Kasey Kahne's No. 5 Chevy had been strong all night and got a run to Busch's outside on that start. Busch tried everything to stay even with him, seeing the prized Darlington trophy slipping away. So after trying several times to clear Kahne, Busch dived hard into Turn 1 - too hard. The No. 18 Wrigley's Doublemint Toyota slid up the hill and appeared to hit Kahne's left-rear quarter panel. Already next to the wall and running on the fast, ragged edge, the Time-Warner Cable Chevy stepped out and made hard contact with The Lady in Black's vintage red and white wall. Busch reclaimed the lead, Kahne pretty much stopped on the track, the yellow flew, and Kahne's chance at winning was gone. The replays seemed to show that Busch did not actually hit Kahne - that maybe the air he pushed was enough to knock Kahne loose. Regardless, his over-driving the corner took Kahne out of contention, which is an automatic loss in the court of public opinion, when the aggressor is a fan villain like Busch and the victim is popular like Kahne. The final restart on lap 338 sealed Busch's fate, as Kenseth ended up passing him 16 laps after the green flag. Busch's car got extremely tight and had a slow leak in the right-front tire at the end. He finished 6th. Kenseth, instead, took his 3rd win of the season, and Kahne was not exactly pleased.

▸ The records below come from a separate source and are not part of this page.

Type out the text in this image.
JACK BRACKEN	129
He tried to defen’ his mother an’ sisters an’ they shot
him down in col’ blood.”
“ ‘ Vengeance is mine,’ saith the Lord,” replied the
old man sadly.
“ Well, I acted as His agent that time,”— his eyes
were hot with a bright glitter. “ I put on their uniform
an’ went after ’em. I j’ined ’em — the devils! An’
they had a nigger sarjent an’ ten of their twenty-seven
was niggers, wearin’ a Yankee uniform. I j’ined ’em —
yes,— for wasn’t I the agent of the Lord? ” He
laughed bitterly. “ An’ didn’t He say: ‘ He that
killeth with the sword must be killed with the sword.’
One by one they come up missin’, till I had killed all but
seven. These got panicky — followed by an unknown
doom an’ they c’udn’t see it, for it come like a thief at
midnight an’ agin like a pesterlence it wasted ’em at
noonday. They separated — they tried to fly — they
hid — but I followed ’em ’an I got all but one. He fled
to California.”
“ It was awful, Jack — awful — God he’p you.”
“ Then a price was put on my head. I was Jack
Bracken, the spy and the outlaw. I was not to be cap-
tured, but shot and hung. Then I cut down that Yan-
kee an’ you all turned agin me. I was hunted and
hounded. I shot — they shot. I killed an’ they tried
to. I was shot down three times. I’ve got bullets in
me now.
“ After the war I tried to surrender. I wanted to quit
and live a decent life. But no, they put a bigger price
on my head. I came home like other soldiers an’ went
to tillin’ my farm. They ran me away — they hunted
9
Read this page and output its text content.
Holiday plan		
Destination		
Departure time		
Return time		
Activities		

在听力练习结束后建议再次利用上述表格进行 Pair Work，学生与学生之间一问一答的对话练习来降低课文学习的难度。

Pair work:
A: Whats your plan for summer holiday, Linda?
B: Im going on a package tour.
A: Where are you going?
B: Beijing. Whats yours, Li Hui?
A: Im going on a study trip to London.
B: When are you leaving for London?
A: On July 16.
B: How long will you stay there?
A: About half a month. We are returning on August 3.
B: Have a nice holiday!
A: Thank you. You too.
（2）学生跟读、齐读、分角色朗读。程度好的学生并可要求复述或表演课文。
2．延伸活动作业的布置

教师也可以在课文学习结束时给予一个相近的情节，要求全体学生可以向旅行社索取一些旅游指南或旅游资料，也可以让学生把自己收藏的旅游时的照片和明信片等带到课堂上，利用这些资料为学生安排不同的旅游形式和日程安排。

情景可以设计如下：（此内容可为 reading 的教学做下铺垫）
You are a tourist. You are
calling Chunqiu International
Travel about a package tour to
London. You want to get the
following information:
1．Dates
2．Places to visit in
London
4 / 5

For those with goldfish-like memories, Busch got into Kahne at Talladega and caused a big wreck early in the race. The two made contact at Daytona as well. Those are racing deals, as they say. But Kahne obviously had enough, especially as he nearly had his first Darlington win in hand. He never confronted Busch, but one can bet he won't give him much room anytime soon. Kahne complained that Busch should not have over-driven the corner - that he should have expected to possibly wreck him if he made that move. Kahne should feel that way. He lost. And he has been on the wrong end of Busch's mistakes three times in this early season. A racer friend of mine told me recently that he goes by the "three strikes and you're out" rule with other drivers. Kahne has every reason to return the favor to Busch sometime soon, though he says he doesn't plan to wreck him.
But fans and commentators should not fault Busch on going for the win. That is what they want to see, right? This doesn't mean that drivers should over-shoot every corner for every position or wreck each other all the time. But it does mean that drivers should take risks like Busch did - risks that they disagree about. The saltiness that today's racing often lacks is the idea that contact is okay sometimes, especially between the lead drivers with less than 30 laps to go in NASCAR's oldest crown jewel races at one of its grittiest, gnarliest, most difficult tracks.
The boo birds will drop M&M-colored excrement on Busch's shoulders at Charlotte and that's fine, too. But consider how you would feel if that was your driver going for the win Saturday night. You probably would want them to make the same move, save wrecking who they were trying to pass. Donnie Allison and Cale Yarborough fans still disagree about who should have given and taken at the end of the 1979 Daytona 500. It ended up one of NASCAR's greatest finishes. And the late race drama at Darlington turned a Saturday night sponsor parade into a bullring battle. There were worn out drivers, hurt feelings, disgust, a few tempers, and a winning driver (Kenseth) who said this his Southern 500 was the biggest win of his storied career. That's racin'.